Recently “we heard representatives from Fish and Wildlife say that they were ‘hurt’ by the fleet criticizing these increases,” McGuire said last week at a senate hearing he chaired about the salmon collapse. “The only ones who are hurting in California are those who are losing their boats, those who are literally losing their homes, those who struggle to put food on the table at the holiday.”

For those beleaguered fishermen and their families, McGuire said acidly, the department’s pangs are “crocodile tears.”

Governor Brown’s proposed 13,000 percent toll on crabbers would strike a fishery which suffered unprecedented setbacks in the 2015-2016 disaster, when seaborne domoic acid forced shutdowns.

Many fishermen harvest both crabs and salmon and additional landing taxes would hammer them with a double blow.

Introducing last week’s meeting of the Joint Committee on Fisheries and Aquaculture, McGuire called “unconscionable” the attempt to bridge Fish and Wildlife’s $20 million budget gap with heavier financial burdens on fishermen.

“What we need is action in support of the industry from the agency that regulates the fishery,” McGuire said in his rebuke.

Assemblyman Jim Wood (2nd District), committee co-chair, echoed that. “The hard working men and women who rely on these fish to support their families have been put in a terrible situation through no fault of their own.”

The salmon industry is being whipsawed by a panoply of Cassandra-like trends: Global warming, poor ocean conditions, prolonged drought, juvenile salmon disease, illegal stream diversions by illicit marijuana growers and federal water management policies that have caused high mortality and very low survival rates for juvenile salmon.

Landings by the commercial fleet plummeted to 55,051 salmon in 2016 from 502,110 salmon in 2004, an 89 percent nosedive.

The unprecedented loss of Klamath River salmon stocks means there will be no commercial or recreational fishing in the Klamath Management Zone this year.
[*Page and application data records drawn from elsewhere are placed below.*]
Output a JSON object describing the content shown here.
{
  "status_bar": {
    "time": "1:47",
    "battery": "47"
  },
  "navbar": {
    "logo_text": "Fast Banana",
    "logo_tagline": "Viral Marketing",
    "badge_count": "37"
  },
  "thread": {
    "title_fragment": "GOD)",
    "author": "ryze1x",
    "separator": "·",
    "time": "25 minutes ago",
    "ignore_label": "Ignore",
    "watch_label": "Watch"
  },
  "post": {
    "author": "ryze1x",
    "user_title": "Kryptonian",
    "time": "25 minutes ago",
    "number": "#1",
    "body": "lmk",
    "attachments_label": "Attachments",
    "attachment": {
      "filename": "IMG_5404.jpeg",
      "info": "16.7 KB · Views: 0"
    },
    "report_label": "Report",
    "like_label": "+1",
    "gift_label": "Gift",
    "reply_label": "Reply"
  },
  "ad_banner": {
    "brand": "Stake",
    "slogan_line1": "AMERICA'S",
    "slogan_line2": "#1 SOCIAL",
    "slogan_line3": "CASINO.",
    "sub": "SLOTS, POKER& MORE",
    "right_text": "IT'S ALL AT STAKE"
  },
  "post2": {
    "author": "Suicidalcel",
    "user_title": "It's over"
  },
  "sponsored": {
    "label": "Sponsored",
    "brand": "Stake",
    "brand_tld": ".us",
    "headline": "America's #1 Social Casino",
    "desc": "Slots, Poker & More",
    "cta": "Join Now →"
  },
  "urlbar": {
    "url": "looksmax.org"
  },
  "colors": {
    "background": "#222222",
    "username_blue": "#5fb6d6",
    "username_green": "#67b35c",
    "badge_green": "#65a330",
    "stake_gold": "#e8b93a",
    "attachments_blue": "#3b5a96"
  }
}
The Klamath and Trinity River recreational salmon fisheries will be closed.

Thomas O’Rourke, chair of the Yurok Tribe, testified that the impact on his tribe is “devastating across the board.”

Conservationists and environmentalists fear the Trump White House is poised to make matters worse.

At last week’s Group of 7 summit in Taormina, Sicily, President Donald Trump skirted the issue of whether he will withdraw the U.S. from the milestone Paris Agreement on climate change, which went into force in November.

A year ago, candidate Trump said he would “scrap completely” the pact. But an aide said Trump’s views are “evolving” under pressure from world leaders not to withdraw.   

“We are at an inflection point,” Doug Obegi, senior attorney for the Natural Resources Defense Council, told McGuire’s panel. He called the Trump administration “a clear and present threat to California salmon.”

Obegi cited the nomination of Colorado lobbyist and attorney David Bernhardt to be deputy secretary of the Interior, the department’s chief operating officer, responsible for the Bureau of Reclamation and the Fish and Wildlife Service.

Bernhardt “sued to reduce protections for endangered salmon on behalf of Westlands,” Obegi recalled, referring to the  San Joaquin Valley’s Westlands Water District lawsuit that sought to undo court-imposed protections for endangered salmon in the Sacramento-San Joaquin Delta.

Although Westlands dropped the suit, “we can expect that in the years to come the Trump administration will seek to weaken protections for both endangered salmon and the fall run Chinook salmon that are the backbone of our state’s fishery,” Obegi asserted.

However, at Bernhardt’s May 18 Senate confirmation hearing, Sen. Lisa Murkowski (R-Alaska), chair of the Energy and Natural Resources Committee, endorsed Trump’s nominee as “an excellent choice, an avid sportsman who understands the need for balance between conservation and development.”

As Bernhardt’s nomination goes to the full Senate, the state Department of Fish and Wildlife issued a statement late last week saying that Brown and Oregon’s governor have written to the U.S. Commerce Department seeking the declaration of a regional fishery disaster and a commercial salmon fishery failure.